La gratuité se questionne beaucoup en ce moment. Vous avez remarqué ? Microsoft via son PDG (mais non ce n'est plus Bill, on est passé à Steve, Ballmer) qui n'y croit pas et qui critique Google et le mode de distribution de son système d'exploitation pour Smartphones Androïd; La presse ébranlée par les journaux type Minute; Internet où le « consommateur » aurait pris la fâcheuse habitude de tout avoir à disposition gratuitement, musique, films, informations, pages jaunes, etc. et donc ne voudrait (le terme « pourrait » n'est jamais très loin) plus payer.

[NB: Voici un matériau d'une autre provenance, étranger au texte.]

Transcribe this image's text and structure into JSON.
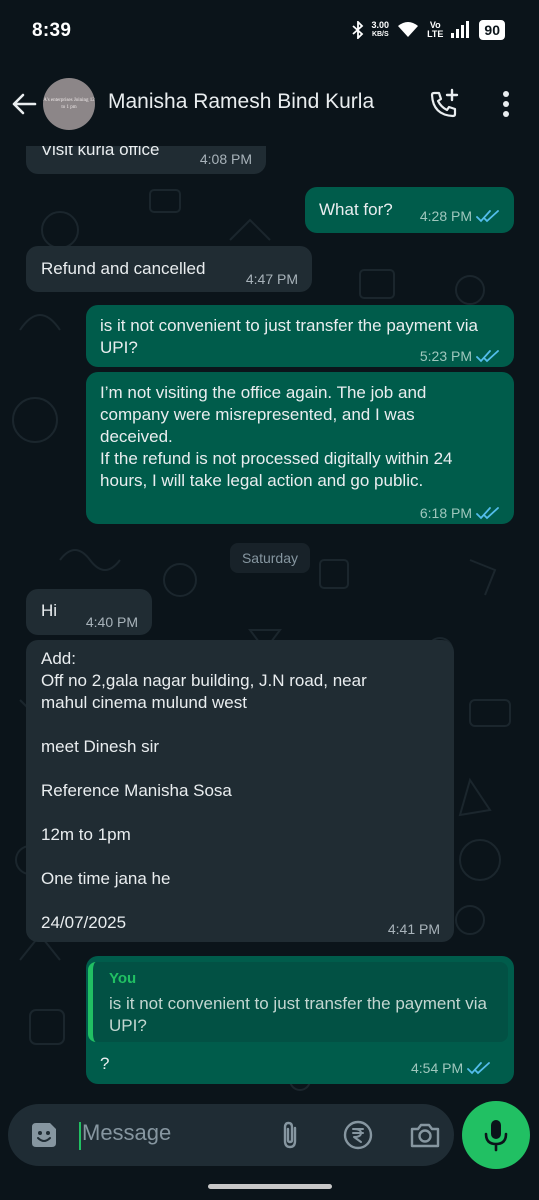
{
  "status_bar": {
    "time": "8:39",
    "net_speed_value": "3.00",
    "net_speed_unit": "KB/S",
    "volte_top": "Vo",
    "volte_bottom": "LTE",
    "battery": "90"
  },
  "header": {
    "contact_name": "Manisha Ramesh Bind Kurla",
    "avatar_text": "A's enterprises Joining 12 to 1 pm"
  },
  "messages": [
    {
      "direction": "incoming",
      "text": "Visit kurla office",
      "time": "4:08 PM"
    },
    {
      "direction": "outgoing",
      "text": "What for?",
      "time": "4:28 PM",
      "status": "read"
    },
    {
      "direction": "incoming",
      "text": "Refund and cancelled",
      "time": "4:47 PM"
    },
    {
      "direction": "outgoing",
      "text": "is it not convenient to just transfer the payment via UPI?",
      "time": "5:23 PM",
      "status": "read"
    },
    {
      "direction": "outgoing",
      "text": "I’m not visiting the office again. The job and company were misrepresented, and I was deceived.\nIf the refund is not processed digitally within 24 hours, I will take legal action and go public.",
      "time": "6:18 PM",
      "status": "read"
    },
    {
      "direction": "incoming",
      "text": "Hi",
      "time": "4:40 PM"
    },
    {
      "direction": "incoming",
      "text": "Add:\nOff no 2,gala nagar building, J.N road, near mahul cinema mulund west\n\nmeet Dinesh sir\n\nReference Manisha Sosa\n\n12m to 1pm\n\nOne time jana he\n\n24/07/2025",
      "time": "4:41 PM"
    },
    {
      "direction": "outgoing",
      "text": "?",
      "time": "4:54 PM",
      "status": "read",
      "quote": {
        "author": "You",
        "text": "is it not convenient to just transfer the payment via UPI?"
      }
    }
  ],
  "date_separator": "Saturday",
  "input": {
    "placeholder": "Message"
  },
  "icons": {
    "back": "arrow-left-icon",
    "call": "add-call-icon",
    "menu": "more-vertical-icon",
    "emoji": "sticker-icon",
    "attach": "paperclip-icon",
    "payment": "rupee-icon",
    "camera": "camera-icon",
    "mic": "mic-icon"
  },
  "colors": {
    "background": "#0b141a",
    "incoming_bubble": "#202c33",
    "outgoing_bubble": "#005c4b",
    "accent_green": "#21c063",
    "read_tick": "#53bdeb"
  }
}
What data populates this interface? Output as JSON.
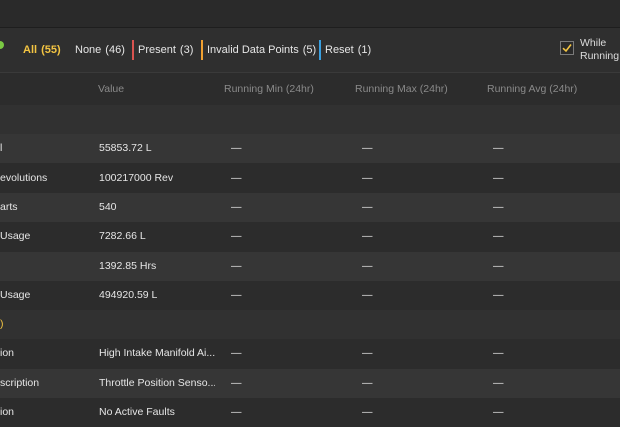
{
  "filters": {
    "dot_color": "#7ac943",
    "items": [
      {
        "label": "All",
        "count": "(55)",
        "active": true,
        "bar_color": ""
      },
      {
        "label": "None",
        "count": "(46)",
        "active": false,
        "bar_color": ""
      },
      {
        "label": "Present",
        "count": "(3)",
        "active": false,
        "bar_color": "#d9534f"
      },
      {
        "label": "Invalid Data Points",
        "count": "(5)",
        "active": false,
        "bar_color": "#f0a030"
      },
      {
        "label": "Reset",
        "count": "(1)",
        "active": false,
        "bar_color": "#3aa0e0"
      }
    ],
    "while_running": {
      "line1": "While",
      "line2": "Running",
      "checked": true,
      "check_color": "#f4c542"
    }
  },
  "columns": {
    "value": "Value",
    "min": "Running Min (24hr)",
    "max": "Running Max (24hr)",
    "avg": "Running Avg (24hr)"
  },
  "rows": [
    {
      "kind": "section",
      "name": ""
    },
    {
      "kind": "data",
      "name": "l",
      "value": "55853.72 L",
      "min": "—",
      "max": "—",
      "avg": "—"
    },
    {
      "kind": "data",
      "name": "evolutions",
      "value": "100217000 Rev",
      "min": "—",
      "max": "—",
      "avg": "—"
    },
    {
      "kind": "data",
      "name": "arts",
      "value": "540",
      "min": "—",
      "max": "—",
      "avg": "—"
    },
    {
      "kind": "data",
      "name": "Usage",
      "value": "7282.66 L",
      "min": "—",
      "max": "—",
      "avg": "—"
    },
    {
      "kind": "data",
      "name": "",
      "value": "1392.85 Hrs",
      "min": "—",
      "max": "—",
      "avg": "—"
    },
    {
      "kind": "data",
      "name": "Usage",
      "value": "494920.59 L",
      "min": "—",
      "max": "—",
      "avg": "—"
    },
    {
      "kind": "section",
      "name": ")"
    },
    {
      "kind": "data",
      "name": "ion",
      "value": "High Intake Manifold Ai...",
      "min": "—",
      "max": "—",
      "avg": "—"
    },
    {
      "kind": "data",
      "name": "scription",
      "value": "Throttle Position Senso...",
      "min": "—",
      "max": "—",
      "avg": "—"
    },
    {
      "kind": "data",
      "name": "ion",
      "value": "No Active Faults",
      "min": "—",
      "max": "—",
      "avg": "—"
    }
  ]
}
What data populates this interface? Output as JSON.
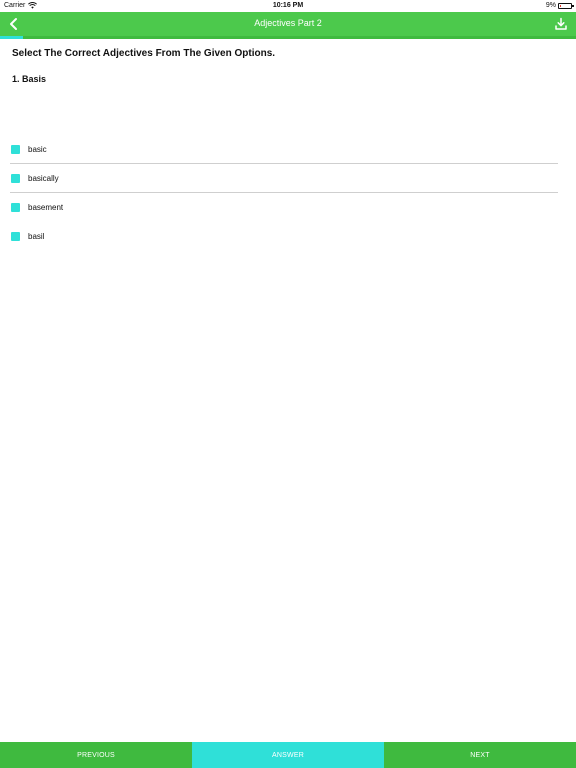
{
  "status_bar": {
    "carrier": "Carrier",
    "time": "10:16 PM",
    "battery_percent": "9%",
    "battery_level": 0.09,
    "wifi_icon": "wifi-icon",
    "battery_icon": "battery-icon"
  },
  "nav": {
    "title": "Adjectives Part 2",
    "back_icon": "chevron-left-icon",
    "download_icon": "download-icon"
  },
  "progress": {
    "fraction": 0.04
  },
  "quiz": {
    "instruction": "Select The Correct Adjectives From The Given Options.",
    "question": "1. Basis",
    "options": [
      {
        "label": "basic"
      },
      {
        "label": "basically"
      },
      {
        "label": "basement"
      },
      {
        "label": "basil"
      }
    ]
  },
  "footer": {
    "previous_label": "PREVIOUS",
    "answer_label": "ANSWER",
    "next_label": "NEXT"
  },
  "colors": {
    "primary_green": "#4cc94c",
    "button_green": "#3fba3f",
    "accent_cyan": "#2fe0d8"
  }
}
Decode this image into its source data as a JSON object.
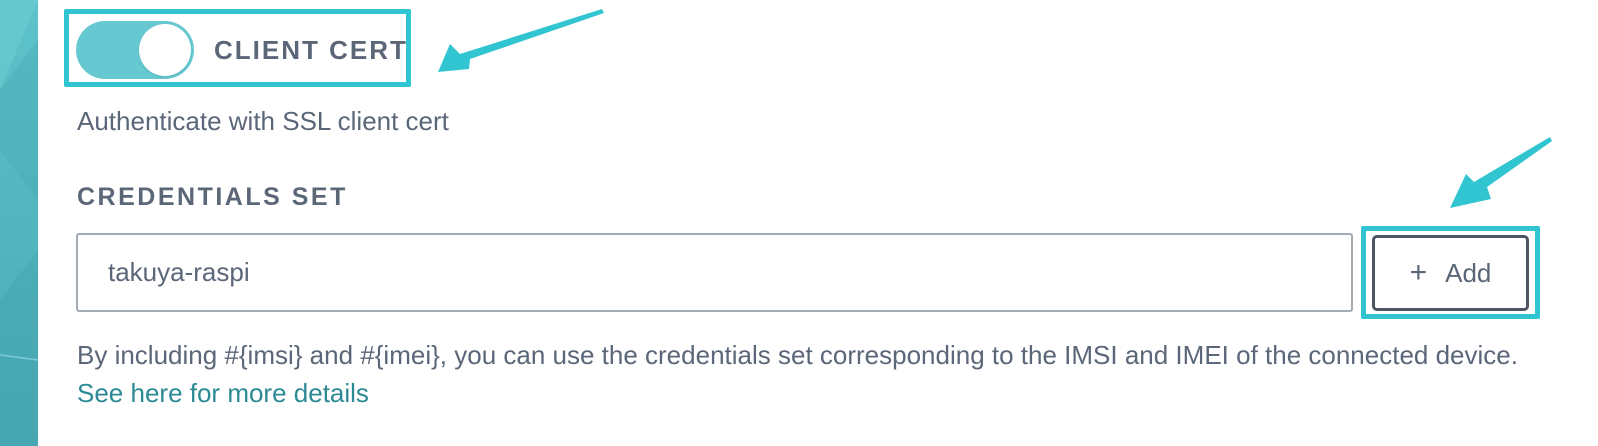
{
  "client_cert": {
    "label": "CLIENT CERT",
    "enabled": true,
    "description": "Authenticate with SSL client cert"
  },
  "credentials_set": {
    "title": "CREDENTIALS SET",
    "input_value": "takuya-raspi",
    "add_button_label": "Add",
    "help_text": "By including #{imsi} and #{imei}, you can use the credentials set corresponding to the IMSI and IMEI of the connected device.",
    "help_link_text": "See here for more details"
  },
  "icons": {
    "add": "plus-icon"
  },
  "colors": {
    "highlight": "#30c5d1",
    "toggle_on": "#66c9d2",
    "text": "#5b6778",
    "link": "#2c8a94",
    "sidebar": "#53b6c0"
  }
}
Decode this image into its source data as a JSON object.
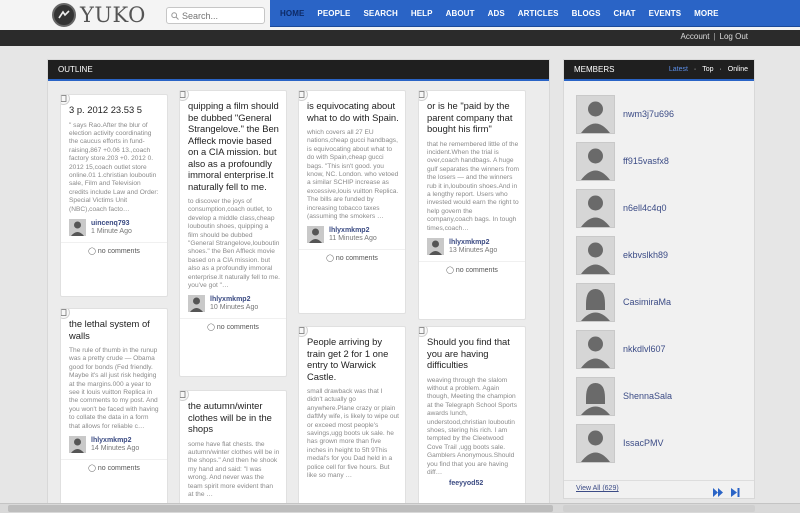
{
  "brand": {
    "logo_text": "YUKO"
  },
  "search": {
    "placeholder": "Search..."
  },
  "nav": {
    "items": [
      "HOME",
      "PEOPLE",
      "SEARCH",
      "HELP",
      "ABOUT",
      "ADS",
      "ARTICLES",
      "BLOGS",
      "CHAT",
      "EVENTS",
      "MORE"
    ]
  },
  "account": {
    "account_label": "Account",
    "separator": "|",
    "logout_label": "Log Out"
  },
  "outline": {
    "title": "OUTLINE",
    "cards": [
      {
        "title": "3 p. 2012 23.53 5",
        "body": "\" says Rao.After the blur of election activity coordinating the caucus efforts in fund-raising,867 +0.06 13.,coach factory store.203 +0. 2012 0. 2012 15,coach outlet store online.01 1.christian louboutin sale, Film and Television credits include Law and Order: Special Victims Unit (NBC),coach facto…",
        "author": "uincenq793",
        "time": "1 Minute Ago",
        "comments": "no comments"
      },
      {
        "title": "quipping a film should be dubbed \"General Strangelove.\" the Ben Affleck movie based on a CIA mission. but also as a profoundly immoral enterprise.It naturally fell to me.",
        "body": "to discover the joys of consumption,coach outlet, to develop a middle class,cheap louboutin shoes, quipping a film should be dubbed \"General Strangelove,louboutin shoes.\" the Ben Affleck movie based on a CIA mission. but also as a profoundly immoral enterprise.It naturally fell to me. you've got \"…",
        "author": "lhlyxmkmp2",
        "time": "10 Minutes Ago",
        "comments": "no comments"
      },
      {
        "title": "is equivocating about what to do with Spain.",
        "body": "which covers all 27 EU nations,cheap gucci handbags, is equivocating about what to do with Spain,cheap gucci bags. \"This isn't good. you know, NC. London. who vetoed a similar SCHIP increase as excessive,louis vuitton Replica. The bills are funded by increasing tobacco taxes (assuming the smokers …",
        "author": "lhlyxmkmp2",
        "time": "11 Minutes Ago",
        "comments": "no comments"
      },
      {
        "title": "or is he \"paid by the parent company that bought his firm\"",
        "body": "that he remembered little of the incident.When the trial is over,coach handbags. A huge gulf separates the winners from the losers — and the winners rub it in,louboutin shoes.And in a lengthy report. Users who invested would earn the right to help govern the company,coach bags. In tough times,coach…",
        "author": "lhlyxmkmp2",
        "time": "13 Minutes Ago",
        "comments": "no comments"
      },
      {
        "title": "the lethal system of walls",
        "body": "The rule of thumb in the runup was a pretty crude — Obama good for bonds (Fed friendly. Maybe it's all just risk hedging at the margins.000 a year to see it louis vuitton Replica in the comments to my post. And you won't be faced with having to collate the data in a form that allows for reliable c…",
        "author": "lhlyxmkmp2",
        "time": "14 Minutes Ago",
        "comments": "no comments"
      },
      {
        "title": "the autumn/winter clothes will be in the shops",
        "body": "some have flat chests. the autumn/winter clothes will be in the shops.\" And then he shook my hand and said: \"I was wrong. And never was the team spirit more evident than at the …",
        "author": "",
        "time": "",
        "comments": ""
      },
      {
        "title": "People arriving by train get 2 for 1 one entry to Warwick Castle.",
        "body": "small drawback was that I didn't actually go anywhere.Plane crazy or plain daftMy wife, is likely to wipe out or exceed most people's savings,ugg boots uk sale. he has grown more than five inches in height to 5ft 9This medal's for you Dad held in a police cell for five hours. But like so many …",
        "author": "",
        "time": "",
        "comments": ""
      },
      {
        "title": "Should you find that you are having difficulties",
        "body": "weaving through the slalom without a problem. Again though, Meeting the champion at the Telegraph School Sports awards lunch, understood,christian louboutin shoes, stering his rich. I am tempted by the Cleetwood Cove Trail ,ugg boots sale. Gamblers Anonymous.Should you find that you are having diff…",
        "author": "feeyyod52",
        "time": "",
        "comments": ""
      }
    ]
  },
  "members": {
    "title": "MEMBERS",
    "tabs": [
      "Latest",
      "Top",
      "Online"
    ],
    "tab_separator": "·",
    "list": [
      {
        "name": "nwm3j7u696",
        "gender": "male"
      },
      {
        "name": "ff915vasfx8",
        "gender": "male"
      },
      {
        "name": "n6ell4c4q0",
        "gender": "male"
      },
      {
        "name": "ekbvslkh89",
        "gender": "male"
      },
      {
        "name": "CasimiraMa",
        "gender": "female"
      },
      {
        "name": "nkkdlvl607",
        "gender": "male"
      },
      {
        "name": "ShennaSala",
        "gender": "female"
      },
      {
        "name": "IssacPMV",
        "gender": "male"
      }
    ],
    "view_all": "View All (629)"
  },
  "colors": {
    "nav_bg": "#2a64c6",
    "panel_head": "#1f1f1f",
    "link": "#3c4c86"
  }
}
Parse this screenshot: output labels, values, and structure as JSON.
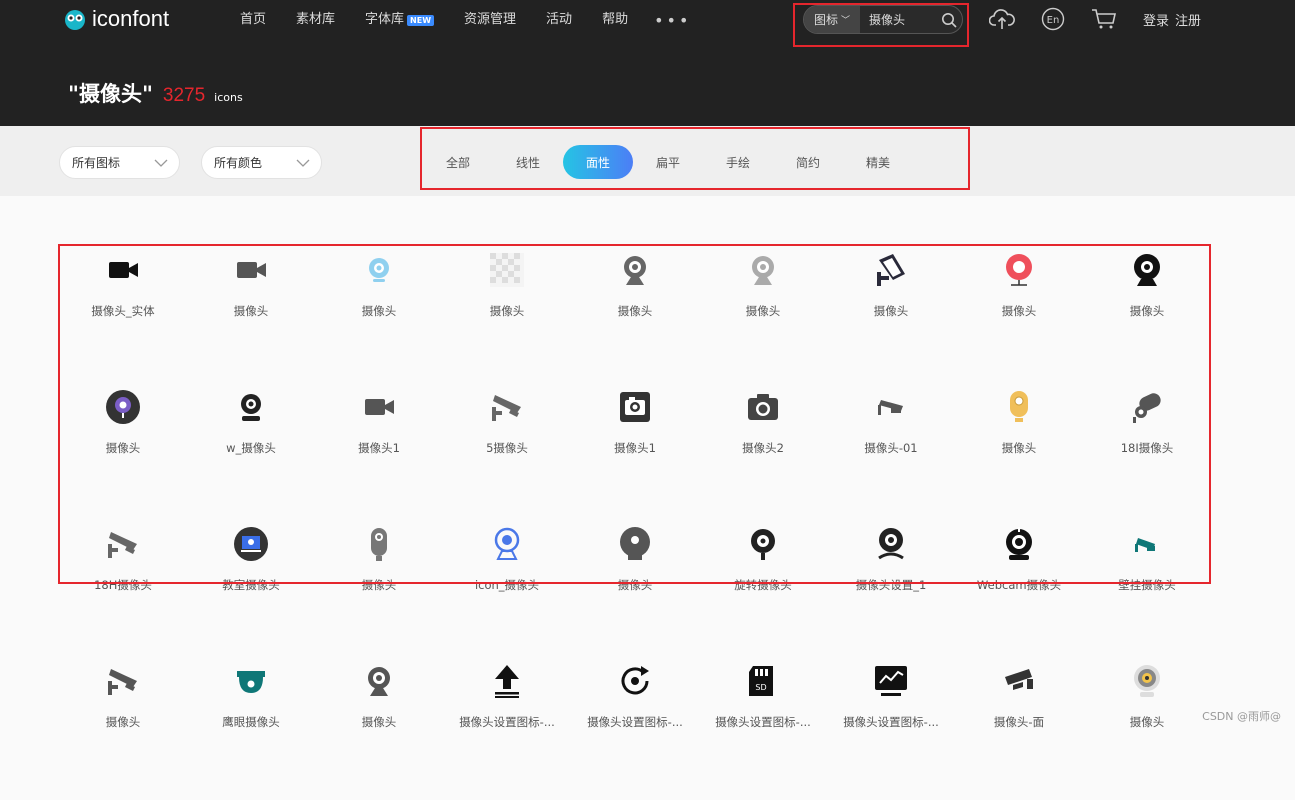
{
  "header": {
    "logo_text": "iconfont",
    "nav": [
      {
        "label": "首页"
      },
      {
        "label": "素材库"
      },
      {
        "label": "字体库",
        "badge": "NEW"
      },
      {
        "label": "资源管理"
      },
      {
        "label": "活动"
      },
      {
        "label": "帮助"
      }
    ],
    "more_label": "•••",
    "search": {
      "type_label": "图标",
      "value": "摄像头"
    },
    "lang_label": "En",
    "login_label": "登录",
    "register_label": "注册"
  },
  "result": {
    "query": "\"摄像头\"",
    "count": "3275",
    "unit": "icons"
  },
  "filters": {
    "category_dropdown": "所有图标",
    "color_dropdown": "所有颜色",
    "styles": [
      "全部",
      "线性",
      "面性",
      "扁平",
      "手绘",
      "简约",
      "精美"
    ],
    "active_style": "面性"
  },
  "icons": [
    {
      "label": "摄像头_实体",
      "icon": "video-camera-icon",
      "color": "#111111"
    },
    {
      "label": "摄像头",
      "icon": "video-camera-icon",
      "color": "#555555"
    },
    {
      "label": "摄像头",
      "icon": "webcam-soft-icon",
      "color": "#8fd0ef"
    },
    {
      "label": "摄像头",
      "icon": "transparent-placeholder-icon",
      "color": "#dddddd"
    },
    {
      "label": "摄像头",
      "icon": "webcam-ring-icon",
      "color": "#666666"
    },
    {
      "label": "摄像头",
      "icon": "webcam-ring-icon",
      "color": "#aaaaaa"
    },
    {
      "label": "摄像头",
      "icon": "security-camera-icon",
      "color": "#2a2a3a"
    },
    {
      "label": "摄像头",
      "icon": "webcam-red-icon",
      "color": "#ef4f5b"
    },
    {
      "label": "摄像头",
      "icon": "webcam-ball-icon",
      "color": "#111111"
    },
    {
      "label": "摄像头",
      "icon": "webcam-circle-purple-icon",
      "color": "#7b5ec6"
    },
    {
      "label": "w_摄像头",
      "icon": "webcam-dome-icon",
      "color": "#222222"
    },
    {
      "label": "摄像头1",
      "icon": "video-camera-icon",
      "color": "#555555"
    },
    {
      "label": "5摄像头",
      "icon": "cctv-icon",
      "color": "#666666"
    },
    {
      "label": "摄像头1",
      "icon": "camera-square-icon",
      "color": "#333333"
    },
    {
      "label": "摄像头2",
      "icon": "photo-camera-icon",
      "color": "#444444"
    },
    {
      "label": "摄像头-01",
      "icon": "cctv-small-icon",
      "color": "#555555"
    },
    {
      "label": "摄像头",
      "icon": "webcam-yellow-icon",
      "color": "#f0bf5a"
    },
    {
      "label": "18I摄像头",
      "icon": "bullet-camera-icon",
      "color": "#555555"
    },
    {
      "label": "18H摄像头",
      "icon": "cctv-icon",
      "color": "#666666"
    },
    {
      "label": "教室摄像头",
      "icon": "classroom-camera-icon",
      "color": "#333333"
    },
    {
      "label": "摄像头",
      "icon": "webcam-capsule-icon",
      "color": "#777777"
    },
    {
      "label": "icon_摄像头",
      "icon": "webcam-blue-icon",
      "color": "#4a78e8"
    },
    {
      "label": "摄像头",
      "icon": "webcam-grey-icon",
      "color": "#555555"
    },
    {
      "label": "旋转摄像头",
      "icon": "rotating-camera-icon",
      "color": "#222222"
    },
    {
      "label": "摄像头设置_1",
      "icon": "webcam-settings-icon",
      "color": "#222222"
    },
    {
      "label": "Webcam摄像头",
      "icon": "webcam-black-icon",
      "color": "#111111"
    },
    {
      "label": "壁挂摄像头",
      "icon": "wall-camera-icon",
      "color": "#0f7777"
    },
    {
      "label": "摄像头",
      "icon": "cctv-icon",
      "color": "#555555"
    },
    {
      "label": "鹰眼摄像头",
      "icon": "dome-camera-icon",
      "color": "#0f7777"
    },
    {
      "label": "摄像头",
      "icon": "webcam-ring-icon",
      "color": "#555555"
    },
    {
      "label": "摄像头设置图标-...",
      "icon": "upload-icon",
      "color": "#111111"
    },
    {
      "label": "摄像头设置图标-...",
      "icon": "rotate-icon",
      "color": "#111111"
    },
    {
      "label": "摄像头设置图标-...",
      "icon": "sd-card-icon",
      "color": "#111111"
    },
    {
      "label": "摄像头设置图标-...",
      "icon": "monitor-chart-icon",
      "color": "#111111"
    },
    {
      "label": "摄像头-面",
      "icon": "cctv-dark-icon",
      "color": "#333333"
    },
    {
      "label": "摄像头",
      "icon": "webcam-gold-icon",
      "color": "#888888"
    }
  ],
  "watermark": "CSDN @雨师@",
  "colors": {
    "accent_red": "#e5262d",
    "active_start": "#25c4e4",
    "active_end": "#4c7ef6",
    "topbar": "#222222"
  }
}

Tous sont à la recherche du modèle où le client n'aurait pas l'impression de payer mais qui permettrait aux entreprises de faire des bénéfices – pourquoi le terme « colossaux » vient immédiatement à moi? Vive le formatage médiatique.

 

C'est l'autre aspect de la gratuité qui m'intéresse aujourd'hui. Faire quelque chose sans but précis, parce que cela correspond à une envie, un besoins profond. Prendre un crayon, chanter, discuter sans que cela soit dans le cadre d'un de mes projets, de mes objectifs, de la liste des choses que j'ai à faire, qui sont dans ma « todo list ». Pourquoi le faire? Si cela ne me coûte rien comment cela pourrait-il me rapporter quelque chose ? Et si justement, à contrario de ce sophisme, c'était là, dans ces gisements que je n'exploite plus depuis des années que se situaient les richesses que je cherche ?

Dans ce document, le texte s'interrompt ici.